Alexander no contestó. Desenfundó la Tokarev, se levantó, apuntó a la puerta trasera y disparó sobre el cerrojo. Maikov soltó un chillido. El camión redujo la velocidad. En la cabina se formó cierta confusión; era obvio que los milicianos no tenían muy claro el origen del ruido. Ouspenski se había caído al suelo y ya no tapaba la ventanilla. Alexander tenía sólo unos segundos de margen antes de que el camión se detuviera. Abrió las puertas de par en par y retiró la espoleta de la granada de mano. Trepando al techo de un salto, la arrojó delante del vehículo. La granada aterrizó a unos metros del camión y unos segundos después hubo un potente estallido. Alexander sólo tuvo tiempo de oír la voz de Maikov mascullando «¿Qué pasa…?», antes de salir despedido y caer sobre el hielo.
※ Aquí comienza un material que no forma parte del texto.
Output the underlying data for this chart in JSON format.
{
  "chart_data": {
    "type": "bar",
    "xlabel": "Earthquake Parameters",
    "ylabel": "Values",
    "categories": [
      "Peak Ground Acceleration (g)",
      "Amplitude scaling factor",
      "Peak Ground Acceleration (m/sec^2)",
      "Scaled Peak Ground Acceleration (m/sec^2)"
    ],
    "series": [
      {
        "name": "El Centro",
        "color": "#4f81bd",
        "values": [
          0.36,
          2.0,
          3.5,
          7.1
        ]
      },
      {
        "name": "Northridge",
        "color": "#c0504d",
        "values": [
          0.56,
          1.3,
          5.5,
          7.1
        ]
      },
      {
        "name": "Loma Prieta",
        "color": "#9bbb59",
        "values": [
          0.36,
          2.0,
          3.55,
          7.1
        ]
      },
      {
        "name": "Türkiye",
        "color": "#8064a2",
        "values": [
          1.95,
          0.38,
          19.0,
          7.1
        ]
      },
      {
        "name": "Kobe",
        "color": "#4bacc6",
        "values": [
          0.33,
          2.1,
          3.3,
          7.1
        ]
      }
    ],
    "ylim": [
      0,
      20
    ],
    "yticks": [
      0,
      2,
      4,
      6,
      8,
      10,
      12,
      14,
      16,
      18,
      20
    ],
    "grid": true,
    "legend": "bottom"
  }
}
El dolor que notó en la espalda tras el impacto fue tan agudo, que pensó que todas las cicatrices se le estaban abriendo milímetro a milímetro.
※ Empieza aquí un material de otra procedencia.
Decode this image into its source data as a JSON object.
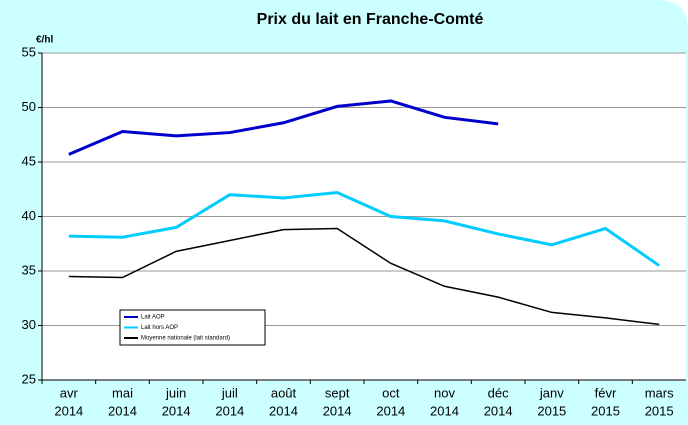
{
  "chart_data": {
    "type": "line",
    "title": "Prix du lait en Franche-Comté",
    "y_label": "€/hl",
    "categories": [
      [
        "avr",
        "2014"
      ],
      [
        "mai",
        "2014"
      ],
      [
        "juin",
        "2014"
      ],
      [
        "juil",
        "2014"
      ],
      [
        "août",
        "2014"
      ],
      [
        "sept",
        "2014"
      ],
      [
        "oct",
        "2014"
      ],
      [
        "nov",
        "2014"
      ],
      [
        "déc",
        "2014"
      ],
      [
        "janv",
        "2015"
      ],
      [
        "févr",
        "2015"
      ],
      [
        "mars",
        "2015"
      ]
    ],
    "series": [
      {
        "name": "Lait AOP",
        "color": "#0000cc",
        "values": [
          45.7,
          47.8,
          47.4,
          47.7,
          48.6,
          50.1,
          50.6,
          49.1,
          48.5,
          null,
          null,
          null
        ]
      },
      {
        "name": "Lait hors AOP",
        "color": "#00ccff",
        "values": [
          38.2,
          38.1,
          39.0,
          42.0,
          41.7,
          42.2,
          40.0,
          39.6,
          38.4,
          37.4,
          38.9,
          35.5
        ]
      },
      {
        "name": "Moyenne nationale (lait standard)",
        "color": "#000000",
        "values": [
          34.5,
          34.4,
          36.8,
          37.8,
          38.8,
          38.9,
          35.7,
          33.6,
          32.6,
          31.2,
          30.7,
          30.1
        ]
      }
    ],
    "ylim": [
      25,
      55
    ],
    "yticks": [
      25,
      30,
      35,
      40,
      45,
      50,
      55
    ],
    "grid": true
  }
}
El camión dio una sacudida y avanzó traqueteando hasta detenerse. Resbaló sobre el hielo, osciló y terminó volcado sobre la superficie congelada, sin llegar a hundirse en el agujero abierto por la granada. El hueco era aún pequeño, pero el peso del vehículo comenzó a resquebrajar el hielo y ensanchar la abertura.
Alexander se incorporó y corrió cojeando hacia el camión, haciendo señas a los dos soldados para que saltaran.
– ¿Qué ha sido eso? -gritó Maikov.
Se había golpeado la cabeza y le sangraba la nariz.
– ¡Bajen! -chilló Alexander.
Ouspenski y Maikov obedecieron justo a tiempo, cuando la cabina empezaba a hundirse lentamente bajo la superficie helada del Ladoga. Los conductores debían de haber perdido el conocimiento, ya que no intentaron salir en ningún momento.
– Comandante, ¿qué demonios…?
– Cállese. Los alemanes empezarán a dispararle al camión dentro de nada.
Alexander no tenía ninguna intención de morir en el lago helado. Antes de ver a Ouspenski y a Maikov había supuesto que se quedaría solo y podría volver caminando a Morozovo y esconderse en el bosque. Por aquellos días, todas sus esperanzas parecían tener un denominador común: salvarse por los pelos.
– ¿Quieren quedarse a comprobar la eficiencia del ejército alemán o prefieren venir conmigo?
– ¿Y los conductores? -preguntó Ouspenski.
– ¿Qué más da? Eran milicianos del NKVD. ¿Adónde pensaba que nos llevaban a estas horas de la madrugada?
Maikov intentó ponerse de pie. Sin darle tiempo a protestar, Alexander lo tumbó de un empujón sobre el hielo.
Estaban a unos dos kilómetros de la orilla. Aún no había amanecido y había niebla. La cabina del camión ya estaba bajo el agua y el hueco empezaba a ser lo suficientemente amplio para dejar pasar el resto del vehículo.
– Perdone, comandante -intervino Ouspenski-, pero lo que dice no tiene sentido. No he hecho nada malo en todo el tiempo que llevo en el ejército. No podían venir a por mí.